Zug, Flug oder nur noch Videokonferenz?

Zug, Flug oder nur noch Videokonferenz?  

>> von Ulla Rasmussen, VCÖ-Verkehrspolitik 

Nur noch fünf Prozent der Zugreisen in Europa sind laut CER, europäischer Dachverband der Bahnunternehmen, international. Große europäische Player wie DB oder SNCF ziehen sich etwa aus dem Nachtreisezuggeschäft zurück. Die ÖBB wittern hier eine Chance und erweitern das Angebot an Nachtreisezügen. Nach der Ratifikation des Pariser Klimaabkommens erscheint dies umso vernünftiger, als die meist recht kurzen Flüge zwischen den europäischen Großstädten nicht verantwortbar sind angesichts der notwendigen Dekarbonisierung des Verkehrs bis zum Jahr 2050.

Die derzeitigen emissionsfreien Alternativen zu Flugbenzin, nämlich Agrokraftstoffe, sind nicht in so großen Mengen zu haben, ohne dass die negativen Auswirkungen auf Land und Leute ausufern.

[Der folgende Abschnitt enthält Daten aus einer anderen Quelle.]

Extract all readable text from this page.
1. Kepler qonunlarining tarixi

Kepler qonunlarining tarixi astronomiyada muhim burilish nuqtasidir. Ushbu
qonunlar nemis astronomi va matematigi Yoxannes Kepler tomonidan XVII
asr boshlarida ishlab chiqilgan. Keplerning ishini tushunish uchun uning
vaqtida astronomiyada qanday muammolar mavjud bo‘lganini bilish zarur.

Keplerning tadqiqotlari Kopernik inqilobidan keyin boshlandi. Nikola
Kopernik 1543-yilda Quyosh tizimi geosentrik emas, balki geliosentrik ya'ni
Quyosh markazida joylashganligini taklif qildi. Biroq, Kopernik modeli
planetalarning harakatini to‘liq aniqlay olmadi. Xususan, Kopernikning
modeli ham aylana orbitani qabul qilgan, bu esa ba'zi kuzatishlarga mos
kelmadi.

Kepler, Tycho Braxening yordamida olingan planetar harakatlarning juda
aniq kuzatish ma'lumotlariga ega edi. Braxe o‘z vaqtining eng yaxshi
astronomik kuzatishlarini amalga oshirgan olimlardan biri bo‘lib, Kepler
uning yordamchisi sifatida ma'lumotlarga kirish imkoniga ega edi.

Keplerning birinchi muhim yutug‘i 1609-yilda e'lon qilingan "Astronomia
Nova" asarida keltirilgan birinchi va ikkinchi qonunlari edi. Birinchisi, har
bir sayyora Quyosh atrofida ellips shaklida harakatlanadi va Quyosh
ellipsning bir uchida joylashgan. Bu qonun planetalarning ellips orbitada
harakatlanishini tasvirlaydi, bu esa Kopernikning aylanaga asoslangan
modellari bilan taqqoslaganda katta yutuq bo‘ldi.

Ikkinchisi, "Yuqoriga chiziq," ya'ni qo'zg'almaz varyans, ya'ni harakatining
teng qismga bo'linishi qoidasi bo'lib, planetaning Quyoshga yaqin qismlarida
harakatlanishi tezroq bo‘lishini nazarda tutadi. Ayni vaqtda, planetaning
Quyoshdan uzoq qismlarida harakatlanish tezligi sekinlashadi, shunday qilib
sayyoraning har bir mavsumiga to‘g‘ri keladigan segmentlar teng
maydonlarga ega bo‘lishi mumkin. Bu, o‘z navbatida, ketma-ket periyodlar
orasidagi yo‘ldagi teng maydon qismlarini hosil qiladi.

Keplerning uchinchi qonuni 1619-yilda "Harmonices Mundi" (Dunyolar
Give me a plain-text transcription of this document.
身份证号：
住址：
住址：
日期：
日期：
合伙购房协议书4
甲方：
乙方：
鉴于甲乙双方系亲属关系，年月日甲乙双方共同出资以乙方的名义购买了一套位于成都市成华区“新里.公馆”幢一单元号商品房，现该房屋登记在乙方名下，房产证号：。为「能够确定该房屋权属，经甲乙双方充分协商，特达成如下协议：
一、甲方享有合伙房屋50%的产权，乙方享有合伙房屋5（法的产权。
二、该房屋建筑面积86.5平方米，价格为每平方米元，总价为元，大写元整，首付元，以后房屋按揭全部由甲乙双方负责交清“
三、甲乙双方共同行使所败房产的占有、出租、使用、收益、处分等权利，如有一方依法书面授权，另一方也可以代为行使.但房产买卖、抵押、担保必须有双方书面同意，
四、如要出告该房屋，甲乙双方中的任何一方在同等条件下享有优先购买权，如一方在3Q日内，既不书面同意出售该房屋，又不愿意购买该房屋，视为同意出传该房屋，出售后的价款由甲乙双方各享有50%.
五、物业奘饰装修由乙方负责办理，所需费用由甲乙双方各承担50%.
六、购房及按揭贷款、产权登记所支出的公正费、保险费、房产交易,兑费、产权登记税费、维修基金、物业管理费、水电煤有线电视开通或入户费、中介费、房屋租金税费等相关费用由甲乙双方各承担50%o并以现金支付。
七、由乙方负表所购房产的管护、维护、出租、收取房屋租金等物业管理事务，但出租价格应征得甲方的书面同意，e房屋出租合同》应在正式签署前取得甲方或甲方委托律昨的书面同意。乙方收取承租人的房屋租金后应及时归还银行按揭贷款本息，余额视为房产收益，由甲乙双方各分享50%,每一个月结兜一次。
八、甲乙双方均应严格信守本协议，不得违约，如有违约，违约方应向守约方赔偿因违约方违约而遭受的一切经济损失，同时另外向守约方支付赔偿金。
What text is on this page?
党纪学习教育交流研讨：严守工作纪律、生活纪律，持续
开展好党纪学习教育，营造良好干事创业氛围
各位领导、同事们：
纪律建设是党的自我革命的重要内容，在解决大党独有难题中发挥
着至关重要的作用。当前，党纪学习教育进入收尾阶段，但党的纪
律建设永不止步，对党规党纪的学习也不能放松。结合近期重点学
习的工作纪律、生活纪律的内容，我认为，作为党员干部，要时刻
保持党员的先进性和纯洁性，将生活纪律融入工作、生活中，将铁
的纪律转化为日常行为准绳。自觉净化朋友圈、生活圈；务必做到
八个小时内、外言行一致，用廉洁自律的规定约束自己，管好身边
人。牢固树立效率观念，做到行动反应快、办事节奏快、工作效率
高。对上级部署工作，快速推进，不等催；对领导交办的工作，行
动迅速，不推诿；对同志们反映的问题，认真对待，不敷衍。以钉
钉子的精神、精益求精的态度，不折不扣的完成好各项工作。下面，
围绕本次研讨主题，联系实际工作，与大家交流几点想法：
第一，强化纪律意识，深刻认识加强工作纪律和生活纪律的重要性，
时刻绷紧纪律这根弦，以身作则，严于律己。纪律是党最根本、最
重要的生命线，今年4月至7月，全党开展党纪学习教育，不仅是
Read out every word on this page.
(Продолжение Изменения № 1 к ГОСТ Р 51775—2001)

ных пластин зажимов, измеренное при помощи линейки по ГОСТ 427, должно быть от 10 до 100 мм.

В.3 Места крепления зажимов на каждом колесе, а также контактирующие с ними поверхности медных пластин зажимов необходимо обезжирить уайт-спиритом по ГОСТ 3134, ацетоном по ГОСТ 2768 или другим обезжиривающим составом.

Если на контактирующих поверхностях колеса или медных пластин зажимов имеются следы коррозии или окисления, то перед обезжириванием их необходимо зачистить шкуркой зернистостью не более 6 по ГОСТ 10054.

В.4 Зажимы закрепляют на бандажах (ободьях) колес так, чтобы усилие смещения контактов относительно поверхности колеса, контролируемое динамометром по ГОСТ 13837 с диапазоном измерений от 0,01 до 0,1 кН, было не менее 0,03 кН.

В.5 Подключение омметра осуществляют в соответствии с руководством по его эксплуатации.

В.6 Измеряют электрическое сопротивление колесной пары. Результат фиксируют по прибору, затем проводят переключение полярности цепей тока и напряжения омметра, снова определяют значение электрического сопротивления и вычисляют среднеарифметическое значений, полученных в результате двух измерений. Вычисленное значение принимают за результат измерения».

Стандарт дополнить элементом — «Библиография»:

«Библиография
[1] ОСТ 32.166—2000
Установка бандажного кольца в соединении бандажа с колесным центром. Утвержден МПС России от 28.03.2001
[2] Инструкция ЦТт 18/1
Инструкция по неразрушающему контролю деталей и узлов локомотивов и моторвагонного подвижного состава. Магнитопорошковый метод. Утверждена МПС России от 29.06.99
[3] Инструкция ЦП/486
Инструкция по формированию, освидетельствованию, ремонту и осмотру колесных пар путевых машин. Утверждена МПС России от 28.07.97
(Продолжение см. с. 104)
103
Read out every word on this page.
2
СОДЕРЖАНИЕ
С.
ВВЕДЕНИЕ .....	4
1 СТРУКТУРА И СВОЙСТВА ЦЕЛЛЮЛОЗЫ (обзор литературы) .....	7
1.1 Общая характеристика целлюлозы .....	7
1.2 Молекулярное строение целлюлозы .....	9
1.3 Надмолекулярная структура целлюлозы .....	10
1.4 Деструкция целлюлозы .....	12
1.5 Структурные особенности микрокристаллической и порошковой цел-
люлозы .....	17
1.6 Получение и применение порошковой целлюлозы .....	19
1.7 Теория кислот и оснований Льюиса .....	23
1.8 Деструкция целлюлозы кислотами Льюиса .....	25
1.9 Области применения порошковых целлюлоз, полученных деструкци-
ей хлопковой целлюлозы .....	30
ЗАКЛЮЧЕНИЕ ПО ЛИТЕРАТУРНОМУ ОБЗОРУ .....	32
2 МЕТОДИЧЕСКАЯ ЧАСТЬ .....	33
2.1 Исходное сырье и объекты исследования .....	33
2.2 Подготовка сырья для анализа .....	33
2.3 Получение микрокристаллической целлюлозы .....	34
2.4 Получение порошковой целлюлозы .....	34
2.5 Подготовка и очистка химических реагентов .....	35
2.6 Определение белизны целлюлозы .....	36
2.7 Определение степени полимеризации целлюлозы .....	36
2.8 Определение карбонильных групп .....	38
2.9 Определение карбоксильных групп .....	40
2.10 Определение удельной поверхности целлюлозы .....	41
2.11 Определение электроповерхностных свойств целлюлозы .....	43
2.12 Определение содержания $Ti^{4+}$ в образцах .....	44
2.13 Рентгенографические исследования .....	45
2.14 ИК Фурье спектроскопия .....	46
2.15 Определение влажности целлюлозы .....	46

Der Flugverkehr profitiert immens davon, eine internationale und damit per se gesetzlich schwer regulierbare Materie zu sein. Er genießt weitgehende Steuervorteile und ist vom internationalen Emissionshandel ausgenommen – und das bei anhaltender Zunahme seiner Treibhausgas-Emissionen. Der Flugverkehr ist in der EU der am stärksten wachsende Verkehrssektor – seit dem Jahr 1990 haben sich seine Treibhausgas-Emissionen auf mehr als 150 Millionen Tonnen pro Jahr fast verdoppelt. Er profitiert auch davon, weniger von historisch gewachsenen Regulationen und Infrastrukturen abhängig zu sein, wie etwa der Bahnverkehr. Bei der Bahn gibt es beispielsweise keine einzige Lokomotive, die alle technischen Merkmale aufweist, um überall in Europa fahren zu dürfen. Zusätzlich haben im Flugverkehr neue informationstechnologische Lösungen zu einer Nutzerfreundlichkeit geführt, von denen bei der Bahn nur geträumt wird.  

Die Bahn sitzt klimapolitisch zwar am längeren Ast, die Politik muss allerdings die Spielregeln dringend anpassen und etwa das Verbot von Flugtreibstoffsteuern aufheben. Die Bahngesellschaften selbst müssen sich so weit öffnen und miteinander kooperieren, dass die Bahnreise von der Ankunft über die Buchung auch bei Grenzüberschreitung so einfach wird wie derzeit eine Flug-reise. Ansonsten bleiben uns zur Dekarbonisierung des Verkehrs nur Telekonferenzen.